The Flexibility of the Wesleyan Tradition

I have an old friend who started his faith pilgrimage in the Wesleyan Church. Somewhat unusually, he has attended a Roman Catholic church for several years now, but is now contemplating returning to the Wesleyan Church.

it reminded me again that there is nothing in the Wesleyan rules that forbids you from believing in transubstantiation (the idea that the communion elements literally take on the substance of Jesus' body and blood). Indeed, there is nothing in the Wesleyan rules that forbids you from believing that Mary ascended to heaven.
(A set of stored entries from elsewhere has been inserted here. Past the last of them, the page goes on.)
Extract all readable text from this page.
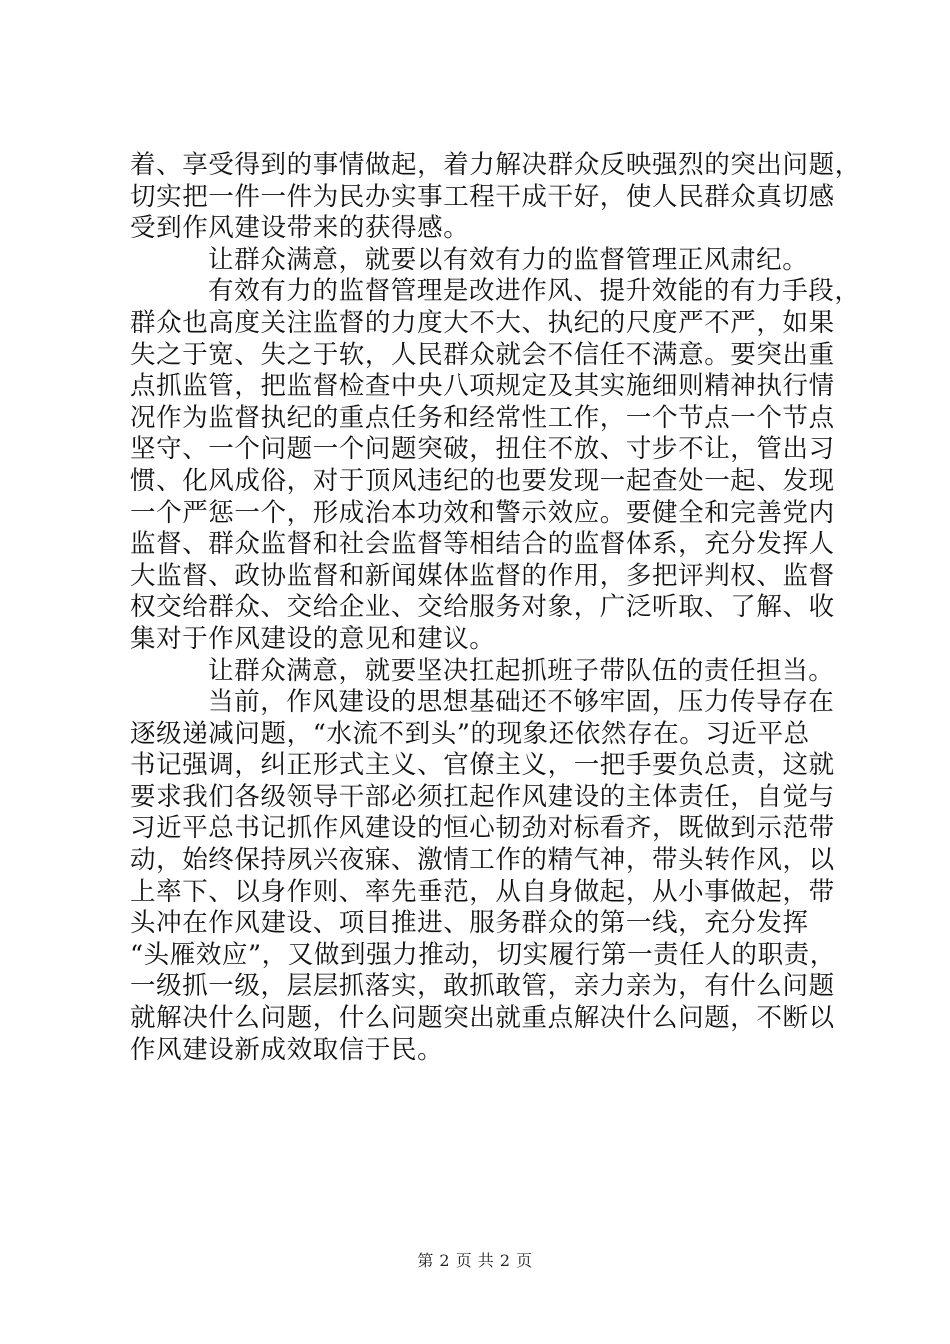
着、享受得到的事情做起，着力解决群众反映强烈的突出问题，
切实把一件一件为民办实事工程干成干好，使人民群众真切感
受到作风建设带来的获得感。
让群众满意，就要以有效有力的监督管理正风肃纪。
有效有力的监督管理是改进作风、提升效能的有力手段，
群众也高度关注监督的力度大不大、执纪的尺度严不严，如果
失之于宽、失之于软，人民群众就会不信任不满意。要突出重
点抓监管，把监督检查中央八项规定及其实施细则精神执行情
况作为监督执纪的重点任务和经常性工作，一个节点一个节点
坚守、一个问题一个问题突破，扭住不放、寸步不让，管出习
惯、化风成俗，对于顶风违纪的也要发现一起查处一起、发现
一个严惩一个，形成治本功效和警示效应。要健全和完善党内
监督、群众监督和社会监督等相结合的监督体系，充分发挥人
大监督、政协监督和新闻媒体监督的作用，多把评判权、监督
权交给群众、交给企业、交给服务对象，广泛听取、了解、收
集对于作风建设的意见和建议。
让群众满意，就要坚决扛起抓班子带队伍的责任担当。
当前，作风建设的思想基础还不够牢固，压力传导存在
逐级递减问题，“水流不到头”的现象还依然存在。习近平总
书记强调，纠正形式主义、官僚主义，一把手要负总责，这就
要求我们各级领导干部必须扛起作风建设的主体责任，自觉与
习近平总书记抓作风建设的恒心韧劲对标看齐，既做到示范带
动，始终保持夙兴夜寐、激情工作的精气神，带头转作风，以
上率下、以身作则、率先垂范，从自身做起，从小事做起，带
头冲在作风建设、项目推进、服务群众的第一线，充分发挥
“头雁效应”，又做到强力推动，切实履行第一责任人的职责，
一级抓一级，层层抓落实，敢抓敢管，亲力亲为，有什么问题
就解决什么问题，什么问题突出就重点解决什么问题，不断以
作风建设新成效取信于民。
第 2 页 共 2 页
These would be very unusual beliefs for a Wesleyan, but what group doesn't have people with unusual beliefs?!

Basically, I love the flexibility of my tradition. To be sure, most Wesleyans more or less act like they're Baptists, but you can still infant baptize in our church if you wish. You can sprinkle, pour. You can even not baptize at all, given some of the Quaker elements in our past. Most immerse with believer's baptism, but because we don't believe that the baptism actually is what saves you, all the options are theoretically on the table.

We are, in short, a Pietist, revivalist tradition. What is most important is a changed heart, filled with the Holy Spirit, then a life that bears the fruit of righteousness. Your leanings on a specific theory of atonement--that's not dictated. We are still open to the Spirit speaking directly to you through Scripture in ways that are not limited by the original meaning, unlike mainstream evangelicalism. While we affirm the inerrancy of Scripture on principle, we've wisely never set specifics on what an error is, thus keeping us from the self-destructive witch hunts of other groups.

We are a "middle way" within Christendom. And the middle way usually captures the best of the other extremes without the edges. What a great place to be!


Rick said...

How do you see the Wesleyan connection to tradition, and "standing on the shoulders of giants"?

It seems Wesley held to Anglican strengths, yet also tapped the teaching of Eastern Orthodoxy.

Anonymous said...

As a Wesleyan who has become Catholic, I think this is one of the reasons (among many) that I don't see myself as having given up Wesleyanism as much as having added Catholicism if that makes any sense. The two aren't really in even as much conflict as Wesleyans and most Calvinist denominations are truly.

Ken Schenck said...

I consider Wesley's practical and pietist eclecticism a model!

peter said...

What you claim as the wesleyan tradition is nothing of the sort. It is a distortion of the wesleyan tradition, it is modern day post modern pop evangelicalism.
Wesley condemned in the strongest of terms transsubsiation and he
Was a staunch pedo-baptist, so this pick and choose nonsense of baptizing or not baptizing infants only shows how far modern day wesleyan have deviated from wesley. What you call flexibility I call confusion and compromise. Traffic nothing to rejoice about.